The Craftsman
Date Published18 October 2018
Price£ 7.99

The Craftsman

by Sharon Bolton

Florence Lovelady returns to the town that launched her police career, but soon starts to fear that her first murder case might not have been as cut and dried as everyone had thought.


1999. Florence Lovelady, now a senior officer in the Metropolitan police, has returned to Sabden, a small town in the shadow of Pendle Hill, the scene of the terrible case that launched her successful career. Local coffin maker and undertaker Larry Grassbrook was convicted of a series of horrific murders, burying alive children in caskets, alongside an already dead body. He was imprisoned for life and died there. Florence has come back to Sabden to see Larry’s body finally committed to the earth. She wants to know that it really is all over.

1969. As a rookie WPC, Florence is stationed in Sabden, a normally uneventful northern town, unless you count its reputation for witchcraft back in 1612 at the time of the infamous Lancashire witch trials. But shortly after she arrives, local teenager Patsy Wood goes missing, and she’s not the first. Two other teens, Susan Duxbury and Stephen Shorrock, are also missing. The rumour is that they’ve run away, as there were sightings of them near the railway station. Florence persuades her reluctant bosses to stage a reconstruction of the last time 14-year-old Patsy was seen alive. Calls flood in after it’s shown on TV, and Florence thinks they are close to a breakthrough, but when it comes, no one is prepared for the horror that unfolds.

Like Sharon Bolton, I grew up in the north of England, in the long shadow cast by the crime perpetrated by Ian Brady and Myra Hindley, then fear of the Yorkshire Ripper affected my freedom as a teenager. Back in the mid-1970s, you made sure to walk back from a night in town in pairs, and stranger danger was hard-wired in your consciousness from infancy, as the Lancashire moors came complete with their own bogeymen – only you knew that they really did exist. I remember reading Robert Neill’s Mist Over Pendle at school, which kick-started a fascination for the Pendle witches and I went on to devour classics like Harrison Ainsworth’s Lancashire Witches. Pendle Hill itself was a familiar sight, as many weekends were spent on Longridge, which faces it across the Ribble valley.

The Craftsman quickly establishes the dark, brooding presence of Pendle Hill at the start of the story, and although on her own admission, her Sabden bears more relation to the town of Darwen than it does to the real village from which it takes its name, that’s the sort of artistic licence that is easy to take in the spirit in which it is intended. The 1960s setting is well-invoked, with all the casual and generally unintentional sexism that went on in the workplace.

There are plenty of tensions inside the small police station, and these quickly escalate when Patsy Wood’s body is found, with the knowledge that she died an excruciating death, trapped in a casket with another dead body for company. Bolton doesn’t dwell on the gruesome details, but there’s enough there to turn the book into a darkly macabre horror story, without ever trespassing into the torture porn side of the serial killer genre.

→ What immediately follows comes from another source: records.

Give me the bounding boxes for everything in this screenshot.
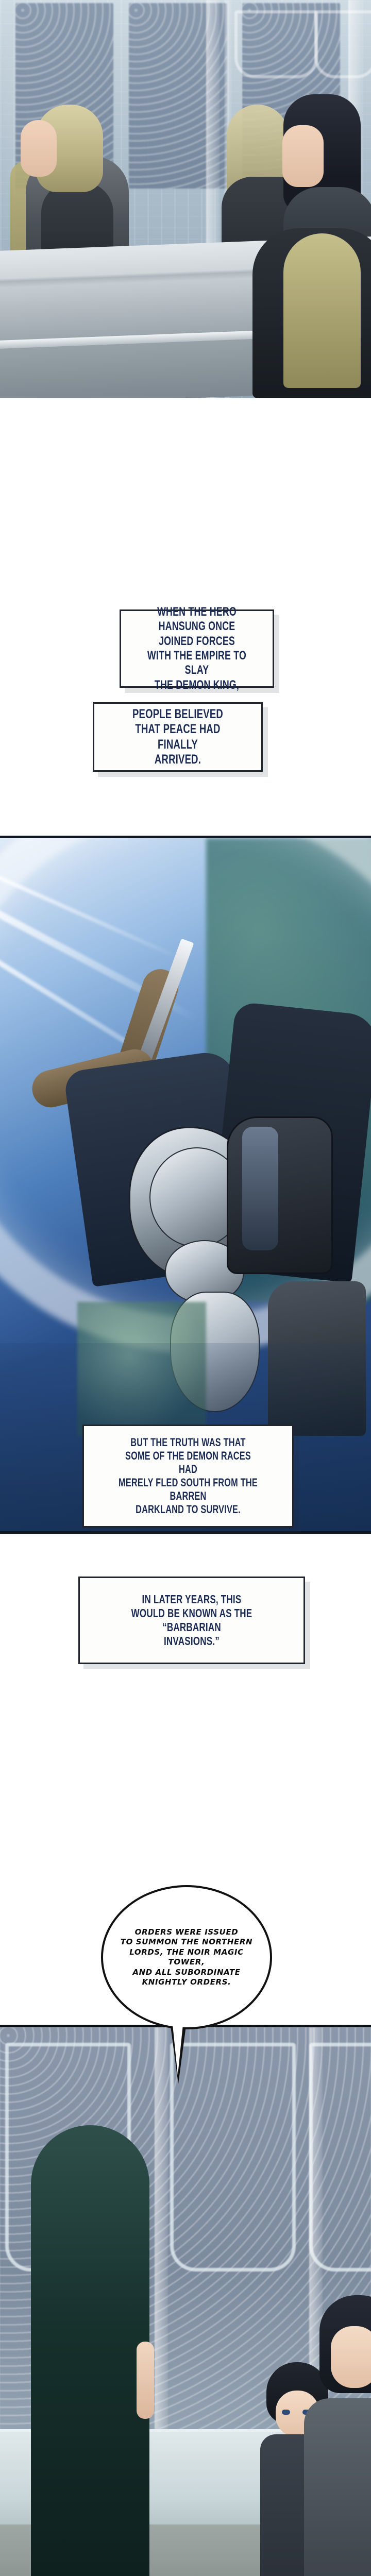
speech-bubble-orders-text: ORDERS WERE ISSUED TO SUMMON THE NORTHER… xyxy=(115,1927,259,1988)
foreground-chair-gilding xyxy=(283,233,361,388)
speech-bubble-orders-tail-fill xyxy=(172,2020,183,2075)
seated-figure-neck-skin xyxy=(137,2342,154,2419)
wall-panel-center xyxy=(170,2043,296,2272)
caption-barbarian-invasions: IN LATER YEARS, THIS WOULD BE KNOWN AS T… xyxy=(78,1577,305,1664)
seated-figure-long-hair xyxy=(31,2125,149,2576)
caption-hero-text: WHEN THE HERO HANSUNG ONCE JOINED FORCES… xyxy=(144,605,250,692)
caption-hero-hansung: WHEN THE HERO HANSUNG ONCE JOINED FORCES… xyxy=(120,609,274,688)
caption-barbarian-text: IN LATER YEARS, THIS WOULD BE KNOWN AS T… xyxy=(113,1592,271,1649)
boy-eye-left xyxy=(282,2410,290,2415)
throne-pillar-left xyxy=(155,2027,168,2429)
council-chamber-panel xyxy=(0,0,371,401)
wall-arch-ornament xyxy=(234,10,318,78)
comic-page: WHEN THE HERO HANSUNG ONCE JOINED FORCES… xyxy=(0,0,371,2576)
caption-but-the-truth: BUT THE TRUTH WAS THAT SOME OF THE DEMON… xyxy=(82,1425,294,1528)
wall-arch-ornament-right xyxy=(314,10,371,78)
blond-knight-face xyxy=(21,120,57,177)
caption-peace-text: PEOPLE BELIEVED THAT PEACE HAD FINALLY A… xyxy=(119,707,237,768)
speech-bubble-orders-issued: ORDERS WERE ISSUED TO SUMMON THE NORTHER… xyxy=(101,1885,272,2029)
dark-knight-face xyxy=(282,125,324,187)
adult-figure xyxy=(319,2295,371,2576)
caption-people-believed-peace: PEOPLE BELIEVED THAT PEACE HAD FINALLY A… xyxy=(93,702,263,772)
adult-coat xyxy=(304,2398,371,2576)
throne-room-panel xyxy=(0,2025,371,2576)
adult-face xyxy=(331,2326,371,2388)
warrior-sash xyxy=(242,1127,278,1250)
caption-truth-text: BUT THE TRUTH WAS THAT SOME OF THE DEMON… xyxy=(115,1436,261,1516)
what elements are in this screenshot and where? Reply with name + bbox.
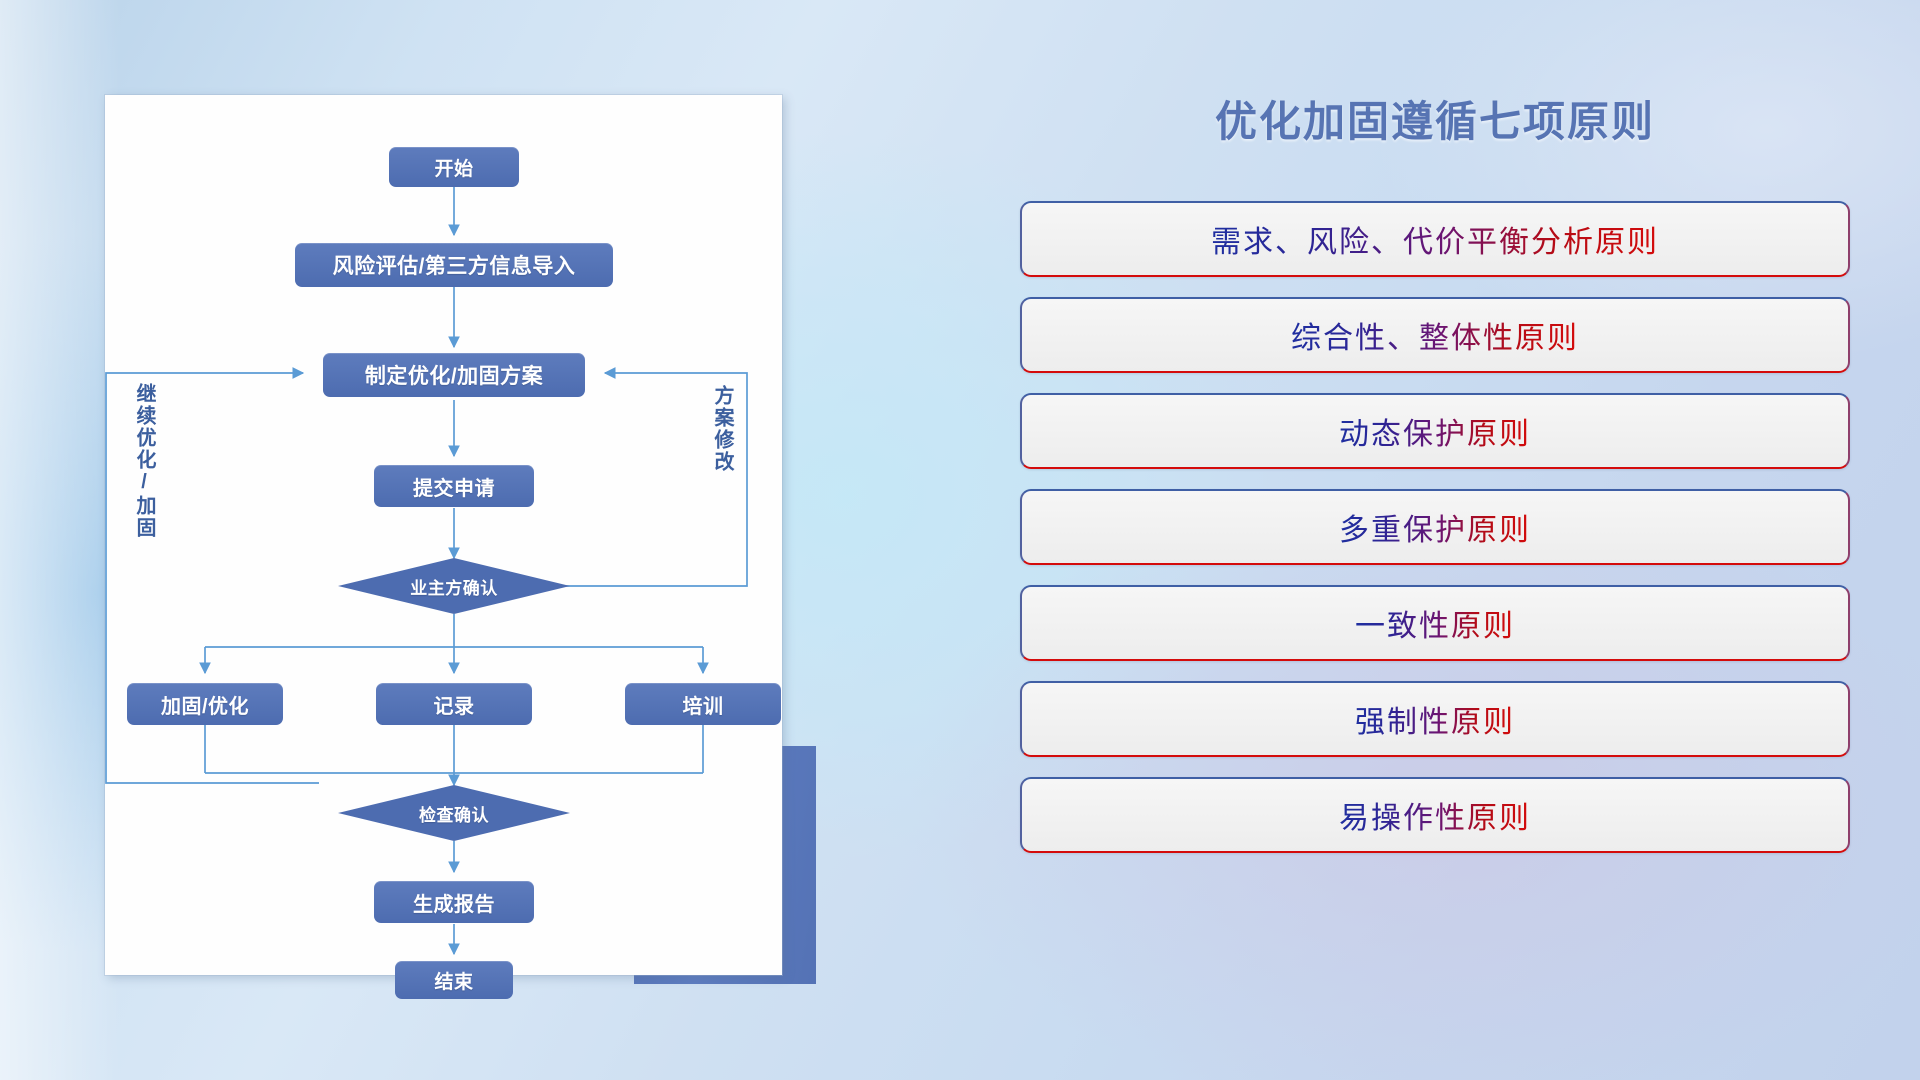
flow-node-end[interactable]: 结束 [395,961,513,999]
flow-node-training-label: 培训 [683,690,724,719]
principle-item-7[interactable]: 易操作性原则 [1020,777,1850,853]
flow-node-record-label: 记录 [434,690,475,719]
flow-node-report[interactable]: 生成报告 [374,881,534,923]
principle-item-2-label: 综合性、整体性原则 [1291,313,1579,357]
principle-item-1[interactable]: 需求、风险、代价平衡分析原则 [1020,201,1850,277]
principle-item-2[interactable]: 综合性、整体性原则 [1020,297,1850,373]
principle-item-1-label: 需求、风险、代价平衡分析原则 [1211,217,1659,261]
flow-node-training[interactable]: 培训 [625,683,781,725]
background-left-edge-light [0,0,120,1080]
principle-item-7-label: 易操作性原则 [1339,793,1531,837]
principle-item-6[interactable]: 强制性原则 [1020,681,1850,757]
flow-node-check-confirm[interactable]: 检查确认 [338,785,570,841]
flow-node-record[interactable]: 记录 [376,683,532,725]
flow-node-owner-confirm-label: 业主方确认 [410,574,498,599]
principle-item-3[interactable]: 动态保护原则 [1020,393,1850,469]
flow-node-reinforce[interactable]: 加固/优化 [127,683,283,725]
flow-node-plan-label: 制定优化/加固方案 [365,360,543,390]
flow-node-start[interactable]: 开始 [389,147,519,187]
flow-node-reinforce-label: 加固/优化 [161,690,249,719]
principle-item-3-label: 动态保护原则 [1339,409,1531,453]
flow-node-risk-assessment[interactable]: 风险评估/第三方信息导入 [295,243,613,287]
flowchart-card: 开始 风险评估/第三方信息导入 制定优化/加固方案 提交申请 业主方确认 加固/… [105,95,782,975]
principle-item-5-label: 一致性原则 [1355,601,1515,645]
principles-panel: 优化加固遵循七项原则 需求、风险、代价平衡分析原则 综合性、整体性原则 动态保护… [1020,88,1850,1008]
flow-node-start-label: 开始 [434,154,473,181]
principle-item-5[interactable]: 一致性原则 [1020,585,1850,661]
flow-edge-label-continue-optimize: 继续优化/加固 [133,383,154,553]
flow-node-submit-label: 提交申请 [413,472,495,501]
flow-node-end-label: 结束 [434,967,473,994]
principle-item-4[interactable]: 多重保护原则 [1020,489,1850,565]
flow-node-risk-assessment-label: 风险评估/第三方信息导入 [333,250,576,280]
principle-item-6-label: 强制性原则 [1355,697,1515,741]
flow-node-plan[interactable]: 制定优化/加固方案 [323,353,585,397]
principles-title: 优化加固遵循七项原则 [1020,88,1850,149]
flow-edge-label-plan-revision: 方案修改 [711,385,732,515]
principle-item-4-label: 多重保护原则 [1339,505,1531,549]
principles-list: 需求、风险、代价平衡分析原则 综合性、整体性原则 动态保护原则 多重保护原则 一… [1020,201,1850,853]
flow-node-submit[interactable]: 提交申请 [374,465,534,507]
flowchart-connectors [105,95,782,975]
flow-node-report-label: 生成报告 [413,888,495,917]
flow-node-owner-confirm[interactable]: 业主方确认 [338,558,570,614]
flow-node-check-confirm-label: 检查确认 [419,801,489,826]
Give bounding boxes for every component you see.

I absolutely adored the theme of witchcraft that ran through the book. I’m a huge fan of books that team the supernatural with police work, and devour anything by Phil Rickman, the absolute master of understated evil, and James Oswald, who can deftly add another level to police work. With The Craftsman, Bolton has put herself amongst some very good company. I liked Florence Lovelady a lot, empathising with her social awkwardness and the difficulties she faced as an outsider in a small town setting redolent with a rural suspicion of anyone ‘not from these parts’. There’s a strong sense of community in the book, but there are also suspicions of something darker, a closer grouping – maybe the Masons – who didn’t have the best of reputations in Lancashire in the 1960s and 1970s, or maybe something more sinister.

The Craftsman transported me back to the Lancashire I grew up in for the first 19 years of my life, and even the names helped ground the book in its time and place, with Duxbury and Shorrock common names in the area. Bolton perfectly captures the feeling of living with real fears and very real danger, and the feeling of trepidation that comes with not knowing when a killer will strike again.

Bolton’s depiction of the dark side of witchcraft, as well as its more benign face, is well-drawn and requires little suspension of disbelief. There’s a growing sense of horror as questions rear up in Florence’s mind as to whether the right man really was convicted 30 years ago. The closing stages of the book ramp up the tension to an almost unbearable level, and this was one of those books that kept me rivetted, turning the pages ever faster, as I put off things I needed to do and just settled down to keep reading. The ending was as chilling – and as unexpected – as I’d hoped, and was entirely in keeping with the final, uncomfortable truths.

The Craftsman is a triumphant mix of magic, superstition and policing, and I’d like to see Florence Lovelady return, hopefully as a member of the Police Pagan Association.